É importante que crianças menores de cinco anos sejam vacinadas contra a poliomielite, a primeira dose deve ser aplicada no segundo mês de vida, a segunda dose aos quatro, a terceira aos seis meses e o primeiro reforço deve ser aplicado aos 15 meses e o segundo aos quatro anos. Além das datas estabelecidas pelo calendário da Secretaria Municipal da Saúde (SMS), na campanha de vacinação que é feita anualmente.

A Secretaria Municipal da Saúde (SMS) de São Paulo informou que a cobertura da vacina contra a poliomielite em 2017 no município de São Paulo foi de 84,8%, logo, é superior aos dados divulgados pelo Ministério da Saúde (MS), mas abaixo da meta (95%), o que coloca o município em situação de risco para transmissão da doença.

Mesmo que as vacinas tenham uma campanha anual, elas estão disponíveis em todas as Unidades Básicas de Saúde da Capital e são aplicadas de segunda a sexta-feira, no horário de atendimento de cada UBS.

Vale ressaltar que o Pro­gra­ma Municipal de Imuni­zações da Covisa não mede esforços para atingir a cobertura vacinal de todas as vacinas fornecidas pelo SUS e que fazem parte do calendário de vacinação. Por isso é importante que os pais ou responsáveis, principalmente na fase inicial da vida de uma criança, atentem à caderneta de vacinação para que a imunização de doenças como a poliomielite seja garantida.

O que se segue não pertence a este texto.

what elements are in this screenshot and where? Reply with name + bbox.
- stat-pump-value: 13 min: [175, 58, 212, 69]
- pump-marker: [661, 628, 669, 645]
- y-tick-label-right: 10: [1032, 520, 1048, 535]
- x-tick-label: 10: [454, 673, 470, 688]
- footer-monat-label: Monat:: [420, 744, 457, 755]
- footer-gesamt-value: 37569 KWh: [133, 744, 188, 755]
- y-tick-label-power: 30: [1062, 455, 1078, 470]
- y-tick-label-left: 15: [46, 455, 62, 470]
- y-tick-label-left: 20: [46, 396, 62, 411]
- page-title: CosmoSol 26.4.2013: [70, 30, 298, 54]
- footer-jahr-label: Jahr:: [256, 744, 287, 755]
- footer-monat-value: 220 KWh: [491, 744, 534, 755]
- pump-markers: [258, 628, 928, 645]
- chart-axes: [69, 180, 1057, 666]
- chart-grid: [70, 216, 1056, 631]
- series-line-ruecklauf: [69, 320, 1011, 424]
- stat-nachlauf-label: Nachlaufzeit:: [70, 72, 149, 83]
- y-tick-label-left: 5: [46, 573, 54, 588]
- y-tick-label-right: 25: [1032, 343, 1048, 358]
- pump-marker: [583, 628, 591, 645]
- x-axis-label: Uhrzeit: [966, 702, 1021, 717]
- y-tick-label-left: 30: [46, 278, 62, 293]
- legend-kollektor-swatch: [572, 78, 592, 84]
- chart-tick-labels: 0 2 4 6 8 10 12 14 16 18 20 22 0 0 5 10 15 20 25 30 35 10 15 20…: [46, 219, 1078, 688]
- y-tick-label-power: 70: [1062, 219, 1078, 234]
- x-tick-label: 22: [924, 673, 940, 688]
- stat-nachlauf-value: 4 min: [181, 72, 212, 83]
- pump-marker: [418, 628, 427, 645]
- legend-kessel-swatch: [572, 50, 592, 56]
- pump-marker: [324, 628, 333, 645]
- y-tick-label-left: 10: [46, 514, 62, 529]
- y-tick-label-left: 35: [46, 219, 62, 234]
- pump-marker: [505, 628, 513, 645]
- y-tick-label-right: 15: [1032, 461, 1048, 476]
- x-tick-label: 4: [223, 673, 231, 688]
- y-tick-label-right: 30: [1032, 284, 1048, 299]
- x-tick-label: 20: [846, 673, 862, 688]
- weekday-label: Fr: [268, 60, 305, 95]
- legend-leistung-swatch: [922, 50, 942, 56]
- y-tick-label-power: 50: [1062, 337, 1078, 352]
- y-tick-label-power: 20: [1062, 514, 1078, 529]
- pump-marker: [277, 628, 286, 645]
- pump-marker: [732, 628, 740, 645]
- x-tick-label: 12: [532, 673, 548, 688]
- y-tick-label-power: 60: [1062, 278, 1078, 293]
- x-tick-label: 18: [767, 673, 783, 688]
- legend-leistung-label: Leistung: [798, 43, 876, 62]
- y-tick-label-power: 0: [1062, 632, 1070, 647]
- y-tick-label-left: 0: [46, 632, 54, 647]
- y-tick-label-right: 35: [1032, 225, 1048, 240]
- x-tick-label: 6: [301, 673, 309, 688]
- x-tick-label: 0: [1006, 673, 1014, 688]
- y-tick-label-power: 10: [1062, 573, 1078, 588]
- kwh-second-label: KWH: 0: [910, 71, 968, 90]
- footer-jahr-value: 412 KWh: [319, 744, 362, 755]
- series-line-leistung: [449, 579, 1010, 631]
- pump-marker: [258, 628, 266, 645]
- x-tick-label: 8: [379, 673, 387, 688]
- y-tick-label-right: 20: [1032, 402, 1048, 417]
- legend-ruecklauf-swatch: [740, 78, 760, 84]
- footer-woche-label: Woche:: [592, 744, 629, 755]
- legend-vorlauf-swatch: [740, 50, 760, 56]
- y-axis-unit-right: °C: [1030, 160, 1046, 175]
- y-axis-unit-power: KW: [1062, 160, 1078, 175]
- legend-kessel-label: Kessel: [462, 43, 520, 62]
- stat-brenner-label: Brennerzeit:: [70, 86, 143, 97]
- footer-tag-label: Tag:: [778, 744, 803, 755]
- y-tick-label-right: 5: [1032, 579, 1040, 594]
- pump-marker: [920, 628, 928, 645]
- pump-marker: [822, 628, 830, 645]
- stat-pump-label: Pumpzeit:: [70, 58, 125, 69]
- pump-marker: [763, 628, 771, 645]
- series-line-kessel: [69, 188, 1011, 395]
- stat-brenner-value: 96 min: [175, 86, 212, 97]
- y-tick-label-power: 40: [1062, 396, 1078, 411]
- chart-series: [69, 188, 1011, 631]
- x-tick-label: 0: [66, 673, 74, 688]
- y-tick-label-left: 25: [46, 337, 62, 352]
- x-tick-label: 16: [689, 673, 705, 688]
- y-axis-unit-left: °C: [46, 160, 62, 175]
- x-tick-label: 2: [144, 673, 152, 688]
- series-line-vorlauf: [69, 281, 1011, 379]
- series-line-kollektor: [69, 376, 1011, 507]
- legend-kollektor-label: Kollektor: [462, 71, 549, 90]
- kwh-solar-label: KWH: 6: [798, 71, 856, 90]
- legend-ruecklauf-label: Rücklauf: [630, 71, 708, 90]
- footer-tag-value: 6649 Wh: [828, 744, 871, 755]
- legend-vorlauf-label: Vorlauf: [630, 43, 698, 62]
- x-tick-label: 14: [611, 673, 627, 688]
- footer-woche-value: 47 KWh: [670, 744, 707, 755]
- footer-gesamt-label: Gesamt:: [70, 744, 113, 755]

No Brasil, é obrigatório que todas as crianças recebam as vacinas recomendadas pelo Ministério da Saúde. Desde 2016, o parágrafo único do artigo 14 do Estatuto da Criança e do Adolescente (ECA) assegura este direito, reconhecido também no artigo 227 da Constituição Federal de 1988:

“É dever da família, da sociedade e do Estado assegurar à criança, ao adolescente e ao jovem, com absoluta prioridade, o direito à vida, à saúde, à alimentação, à educação, ao lazer, à profissionalização, à cultura, à dignidade, ao respeito, à liberdade e à convivência familiar e comunitária, além de colocá-los a salvo de toda forma de negligência, discriminação, exploração, violência, crueldade e opressão”.